Bernadette and Jean Paty took to the witness stand together on Tuesday, February 3, at the appeal trial for the terrorist murder of their son, Samuel Paty. The father, once a tall, sturdy man, was now weakened by age and hardship. He needed a cane to walk, but insisted on standing tall and staying dignified at the special criminal appeals court in Paris. He had been hospitalized during the initial trial, at the end of 2024, and was unable to testify.

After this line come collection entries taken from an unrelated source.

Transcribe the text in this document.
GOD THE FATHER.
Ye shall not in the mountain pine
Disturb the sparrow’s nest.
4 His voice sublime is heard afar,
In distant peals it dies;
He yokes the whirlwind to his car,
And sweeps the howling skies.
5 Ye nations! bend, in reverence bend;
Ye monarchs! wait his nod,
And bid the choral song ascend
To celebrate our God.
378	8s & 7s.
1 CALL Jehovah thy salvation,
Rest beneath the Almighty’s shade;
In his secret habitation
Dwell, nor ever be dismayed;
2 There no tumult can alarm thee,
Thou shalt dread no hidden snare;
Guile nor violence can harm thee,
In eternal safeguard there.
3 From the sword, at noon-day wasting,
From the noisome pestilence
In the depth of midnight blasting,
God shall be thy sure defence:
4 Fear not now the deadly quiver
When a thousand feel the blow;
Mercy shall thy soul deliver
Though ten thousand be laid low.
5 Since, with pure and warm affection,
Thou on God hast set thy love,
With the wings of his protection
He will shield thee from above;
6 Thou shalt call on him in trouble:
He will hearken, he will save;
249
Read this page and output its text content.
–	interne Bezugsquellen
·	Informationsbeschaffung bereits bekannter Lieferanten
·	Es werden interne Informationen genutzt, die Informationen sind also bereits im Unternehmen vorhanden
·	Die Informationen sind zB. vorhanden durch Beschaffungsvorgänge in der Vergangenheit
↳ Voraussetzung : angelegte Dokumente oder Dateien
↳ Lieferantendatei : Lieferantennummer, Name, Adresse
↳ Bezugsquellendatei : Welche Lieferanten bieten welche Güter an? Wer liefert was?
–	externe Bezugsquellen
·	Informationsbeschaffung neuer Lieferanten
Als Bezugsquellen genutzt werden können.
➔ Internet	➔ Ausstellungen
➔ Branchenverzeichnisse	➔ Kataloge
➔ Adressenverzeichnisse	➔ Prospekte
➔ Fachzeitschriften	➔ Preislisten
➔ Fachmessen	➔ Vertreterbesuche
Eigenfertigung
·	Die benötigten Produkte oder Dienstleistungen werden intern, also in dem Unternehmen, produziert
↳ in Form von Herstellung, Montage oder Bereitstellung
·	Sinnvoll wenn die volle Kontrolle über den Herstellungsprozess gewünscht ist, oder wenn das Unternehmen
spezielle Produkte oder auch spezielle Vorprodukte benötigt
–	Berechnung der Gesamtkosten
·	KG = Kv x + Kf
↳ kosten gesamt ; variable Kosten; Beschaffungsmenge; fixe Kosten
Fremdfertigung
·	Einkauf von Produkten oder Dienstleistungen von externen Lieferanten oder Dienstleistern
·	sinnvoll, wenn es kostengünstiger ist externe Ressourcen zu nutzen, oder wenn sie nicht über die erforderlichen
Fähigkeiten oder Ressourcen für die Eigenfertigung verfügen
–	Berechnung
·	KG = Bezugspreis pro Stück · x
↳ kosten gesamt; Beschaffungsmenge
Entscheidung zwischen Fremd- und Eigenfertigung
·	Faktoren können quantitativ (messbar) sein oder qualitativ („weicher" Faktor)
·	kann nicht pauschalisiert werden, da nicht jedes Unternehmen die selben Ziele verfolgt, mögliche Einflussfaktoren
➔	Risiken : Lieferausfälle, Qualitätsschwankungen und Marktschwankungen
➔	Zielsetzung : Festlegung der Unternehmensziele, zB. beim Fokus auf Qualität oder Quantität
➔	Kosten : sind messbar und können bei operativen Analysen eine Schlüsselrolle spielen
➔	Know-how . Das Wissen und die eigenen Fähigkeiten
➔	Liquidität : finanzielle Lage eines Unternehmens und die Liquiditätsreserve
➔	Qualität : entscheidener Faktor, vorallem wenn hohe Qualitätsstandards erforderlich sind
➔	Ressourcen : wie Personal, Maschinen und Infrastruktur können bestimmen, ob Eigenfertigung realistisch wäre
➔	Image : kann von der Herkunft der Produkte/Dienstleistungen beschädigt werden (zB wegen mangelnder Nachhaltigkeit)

The mother of the murdered history and geography teacher, herself a retired teacher, seemed frail beside her husband, but her voice was resolute when it came to defending her son’s memory. “He was unfailingly tolerant,” she said. In their family, “we are secular and we don’t criticize religions,” the victim’s father added, in a whisper.
Four men, who had previously been sentenced to prison terms of 13 to 16 years, were once again on trial for their role in the beheading of Paty, a history and geography teacher, near the middle school he worked in, in Conflans-Sainte-Honorine, near Paris, on October 16, 2020.
Yet as the second week of the trial began, the focus was not on the complicity of Naïm Boudaoud and Azim Epsirkhanov, two friends of the perpetrator, Abdoullakh Anzorov, a Chechen-born terrorist who was killed by law enforcement after the attack. Nor was it on the online campaign led by Brahim Chnina, the parent of one of Paty’s students, and Islamist preacher Abdelhakim Sefrioui.